My main research interests are in the fields of Information Processing. Related topics include data mining, information retrieval, machine learning, pattern recognition... I'd like to help people get what they need more easily. Let the computer do more for us with less help from us, learn from experience, adapt effortlessly, and discover new knowledge. We need computers that reduce the information overload by extracting the important patterns from masses of data. And we need computer understand what we need. This poses many deep and fascinating scientific problems: How can a computer decide autonomously which representation is best for target knowledge? How can it tell genuine regularities from chance occurrences? How can pre-existing knowledge be exploited? How can learned results be made understandable by us?
My research addresses these and related questions. Research topics that I'm working on, or have recently worked on, include:
- Learning on Graph (Manifold)
A very natural assumption in machine learning is the local consistency assumption,
i.e., the neighboring points share the similar properties. The neighborhood structure of the data can be easily modeled using a graph.
With this assumption, we have been developing many local (graph) awareness algorithms for unsupervised and semi-supervised learning.
Learning with Local Consistency
- Mining the Web
- VIsion-based Page Segmentation (VIPS)
In contrast to traditional document retrieval, a web page as a whole is not a good information unit to search because it often contains multiple topics and a lot of irrelevant information from navigation, decoration, and interaction part of the page. I am working on a fundamental problem that how to extract the semantic structure of a web page based on its visual perception.

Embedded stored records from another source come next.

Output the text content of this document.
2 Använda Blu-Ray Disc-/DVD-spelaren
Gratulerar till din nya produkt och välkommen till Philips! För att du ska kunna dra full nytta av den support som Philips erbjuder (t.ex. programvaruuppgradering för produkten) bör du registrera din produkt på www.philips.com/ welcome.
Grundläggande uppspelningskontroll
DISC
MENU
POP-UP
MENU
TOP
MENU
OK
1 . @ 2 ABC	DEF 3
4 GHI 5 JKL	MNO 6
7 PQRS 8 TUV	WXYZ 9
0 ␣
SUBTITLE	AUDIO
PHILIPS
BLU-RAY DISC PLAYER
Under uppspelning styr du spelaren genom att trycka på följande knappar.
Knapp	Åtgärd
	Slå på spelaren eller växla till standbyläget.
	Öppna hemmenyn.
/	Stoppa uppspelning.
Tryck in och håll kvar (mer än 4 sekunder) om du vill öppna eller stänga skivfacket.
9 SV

- Block Level Link Analysis
By extracting the page-to-block, block-to-page relationships from link structure and page layout analysis, we can construct a semantic graph over the WWW such that each node exactly represents a single semantic topic. We further developed two ranking algorithms, block level PageRank and block level HITS.
- Web Image Searching and Clustering
With VIsion-based Page Segmentation, a web page can be partitioned into blocks, each containing semantically coherent information, and the textual and link information of an image can be accurately extracted within each image block.
The textual information is used for image representation.
A large image graph can obtained from block-level link analysis. This method is less sensitive to noisy links than previous method like PicASHOW, and hence the image graph can to some extent reflect the semantic relationship between images. By spectral techniques, the obtained image graph can be partitioned into clusters which are used to enhance the search results.